I'm with JoT on this, that piece ticks a lot of deco boxes, I've wondered if "Midland" could be another "West End Watch Company" type of product - - that is, made with a British name for the export market largely?

Who knows ?

Anyone ?


----------



## Stoo14 (Sep 26, 2011)

cheers folks. appreciated.


----------



## Stoo14 (Sep 26, 2011)

dont know why i didn't do it sooner, opened up the case and it says "Benrus Watch Co" on the inside. googled and found this, which looks almost exactly the same as mine. http://www.pensandwatches.com/benrus_watches.html


----------



## mel (Dec 6, 2006)

Stoo14 said:


> dont know why i didn't do it sooner, opened up the case and it says "Benrus Watch Co" on the inside. googled and found this, which looks almost exactly the same as mine. http://www.pensandwatches.com/benrus_watches.html


Well you see, that starts to explain things a tad, Benrus (in common with many other US and UK makers) would import movements from Swissyland and fit them to locally supplied cases. This was a "device" to save on import duties as the movements could be classed as spare parts and thus carry a lower rate of Customs Duty than complete watches, depending on the regulations of the importing country.
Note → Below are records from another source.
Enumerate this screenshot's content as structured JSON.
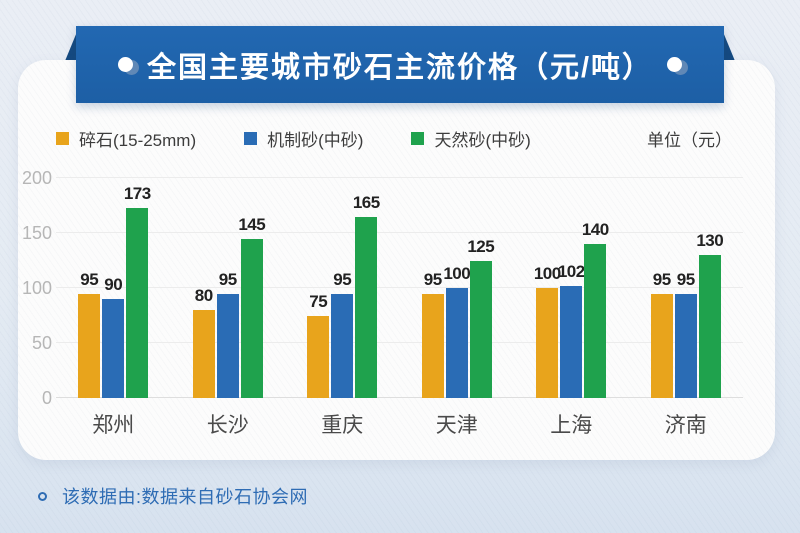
{
  "header": {
    "title": "全国主要城市砂石主流价格（元/吨）"
  },
  "legend": {
    "items": [
      {
        "label": "碎石(15-25mm)",
        "color": "#E8A41C"
      },
      {
        "label": "机制砂(中砂)",
        "color": "#2A6CB5"
      },
      {
        "label": "天然砂(中砂)",
        "color": "#1FA24D"
      }
    ],
    "unit_label": "单位（元）"
  },
  "chart_data": {
    "type": "bar",
    "title": "全国主要城市砂石主流价格（元/吨）",
    "categories": [
      "郑州",
      "长沙",
      "重庆",
      "天津",
      "上海",
      "济南"
    ],
    "series": [
      {
        "name": "碎石(15-25mm)",
        "color": "#E8A41C",
        "values": [
          95,
          80,
          75,
          95,
          100,
          95
        ]
      },
      {
        "name": "机制砂(中砂)",
        "color": "#2A6CB5",
        "values": [
          90,
          95,
          95,
          100,
          102,
          95
        ]
      },
      {
        "name": "天然砂(中砂)",
        "color": "#1FA24D",
        "values": [
          173,
          145,
          165,
          125,
          140,
          130
        ]
      }
    ],
    "xlabel": "",
    "ylabel": "",
    "ylim": [
      0,
      200
    ],
    "yticks": [
      0,
      50,
      100,
      150,
      200
    ],
    "grid": true,
    "legend_position": "top",
    "value_labels": true
  },
  "footer": {
    "note": "该数据由:数据来自砂石协会网"
  },
  "colors": {
    "banner_blue": "#1F64AB",
    "ribbon_fold": "#154A80",
    "card_bg": "#FCFCFC",
    "page_bg_top": "#EAEEF5",
    "page_bg_bottom": "#D7E2EF",
    "footer_text": "#2E6CB4",
    "axis_label": "#B6B6B6",
    "category_label": "#4A4A4A",
    "value_label": "#222222"
  }
}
Swiss watches were regarded as "luxury goods" by some countries, and taxed accordingly. :lol:

My guess is that "Midland" would have been doing exactly this, either as what we call a "sub-brand" (part of Benrus) or buying movements from Benrus and casing them up locally wherever they were based :yes:

A look on fleabay with a search for "Benrus watches" wil usually turn up a few as well.


----------